Friday, May 28, 2010

False Friend

I’ve said it before but we’re having an unusual spring – much cooler and wetter than normal. It’s fine for me. I don’t think it’s particularly cold or particularly wet. Certainly not by Portland standards. However, this week was a normal week for spring. Oh crap. It’s hot. Not really, but it’s ”afoso, humido cento percento. I can’t stand it. It feels like this maybe a week out of the year in Portland and it's a horrible week. It feels like this maybe five months out of the year in Ancona. Porca miseria! Constantly sticky. Oppressive. I need a shower after walking up the four flights of stairs to the office in the morning. I need a shower after eating lunch. I need a shower after walking home in the evening. My hands always feel dirty. On the plus side, this sort of weather is condusive to thunderstorms and we get some doozies complete with sheet lightning, stomach rattling thunder and fat drops of rain. Fortunately, on most evenings, a breeze usually starts blowing in the early evening and the air clears-up and the temperatures come down.

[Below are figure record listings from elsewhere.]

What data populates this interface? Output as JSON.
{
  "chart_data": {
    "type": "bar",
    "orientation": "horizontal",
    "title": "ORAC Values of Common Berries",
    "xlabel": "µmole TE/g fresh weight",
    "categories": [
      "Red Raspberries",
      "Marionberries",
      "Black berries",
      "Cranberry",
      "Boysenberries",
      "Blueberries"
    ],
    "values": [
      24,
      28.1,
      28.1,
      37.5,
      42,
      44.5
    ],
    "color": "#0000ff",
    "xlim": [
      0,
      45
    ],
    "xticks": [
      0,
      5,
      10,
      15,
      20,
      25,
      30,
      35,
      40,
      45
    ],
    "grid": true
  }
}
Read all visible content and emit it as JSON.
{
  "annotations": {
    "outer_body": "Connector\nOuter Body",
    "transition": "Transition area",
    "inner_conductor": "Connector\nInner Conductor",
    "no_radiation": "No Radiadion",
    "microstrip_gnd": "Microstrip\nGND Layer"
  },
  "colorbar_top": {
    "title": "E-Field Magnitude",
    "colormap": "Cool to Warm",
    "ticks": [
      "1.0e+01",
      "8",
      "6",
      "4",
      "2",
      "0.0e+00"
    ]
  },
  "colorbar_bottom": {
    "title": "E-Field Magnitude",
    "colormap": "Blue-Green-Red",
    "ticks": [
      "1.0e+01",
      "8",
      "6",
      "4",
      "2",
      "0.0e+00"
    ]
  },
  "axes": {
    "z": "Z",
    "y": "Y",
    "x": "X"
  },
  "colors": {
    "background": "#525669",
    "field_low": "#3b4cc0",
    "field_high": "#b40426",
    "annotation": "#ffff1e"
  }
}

With the warm weather, life is moving from inside to outside. The night air rings with the sound of people freed from the clasp of their winter solitude, set loose on the sidewalks and squares of the neighborhood. My apartment is in a building that backs onto an open square in the center that is bordered by separate buildings on the other three sides. In a nicer complex, the open square would be a garden or a courtyard but in ours we have a parking lot. Va bè. As life moves outside, the evenings are filled with the sounds of the residents in the other apartments: the couple arguing about something from the day, an old lady singing to herself as she hangs her laundry, two young sisters playing on their porch, a father singing to his baby-daughter as her puts her to bed. There is something to be said for having a house and the space and privacy it affords (and I certainly miss my basement full of bikes) but it’s also charming and comforting to be surrounded by these lives and to share a glance or a smile with a neighbor on a balcony across the way.

I don’t see much of the neighbors who live on the floor below me, but two floors down I know there is an older couple, retired I think. The wife is a whiz of a cook and most mornings, as I walk down to go to work she is already busy preparing the meals for the day and I can smell the results from the floor above to the floor below. On Thursday, it was some kind of roast, the air heavy with the smells of browning meat, roasting garlic and other spices. The memory of those smells left me hungry for the rest of the day and completely unsatisfied with anything I had to eat.

On Wednesday we had a staff meeting to be introduced to the new workflow software that is being installed. I haven’t had to be in a meeting since I started working at PSG, and business meetings are a lot like running. You have to train for them and then keep doing them or you get badly out of shape which leads to serious bodily injury! I had forgotten how exhausting they could be. Add to that the effort to understand and follow the presentation which was being conducted in Italian. The main theme? Check. Details? We don't bother with details. I definitely strained my thought muscle. I did find very interesting the name of the software though: “Nemesys”!

Although spelled differently in English, after seeing how the program works, as they say, the irony fairly drips off the name. I doubt that the creators know, or even care (indeed why should they?) what the name of their software implies in English, but I fervently hope they decide to release it in the US market. It would cause a sensation – at least in segment of the population looking to purchase workflow software with ironic names. You see, what we have here is a case of a False Friend - a pair of words in two languages that look the same but have entirely different meanings. In the sweet language of Italian, Nemesi means “divine justice”. Of course in English it means “archenemy” which this software is no doubt going to be. No matter how you cook this egg it turns up scrambled. While we’re at this, beware the stranger bearing gifts that is Idiosincrasia meaning “a strong dislike” in Italian and in English as Idiosyncrasy, “a peculiar behavior or temperament” . Ain’t it grand?

For this weekend, if I can convince someone to go with me (and by that I mean someone with a car who feels like driving) I hope to catch the final game of the season for the Ancona Dolphins. It’s an 8 game season. The Dolphins have played 7 of their8. They have lost 7. On Saturday they play for pride (more important than any trophy) against the Bolzano Giants (4-3), a fearsome team with a powerful offense but a suspect defense (I made that last part up).


American football in Italy is a real thing. It's little understood, hardly followed, and for the most part poorly played (albeit with passion and enthusiasm) by athletes with little or no previous familiarity with the sport. For those who want more, John Grisham wrote a not incredibly interesting short novel called Playing For Pizza that looks at Italian life, culture and food through the eyes of an American quarterback playing in the Italian league.

Heavy snow is in the forecast in the Gavia Pass tomorrow. Hopefully it's bad enough to make for a memorable day without being so bad that they have to use the alternate route.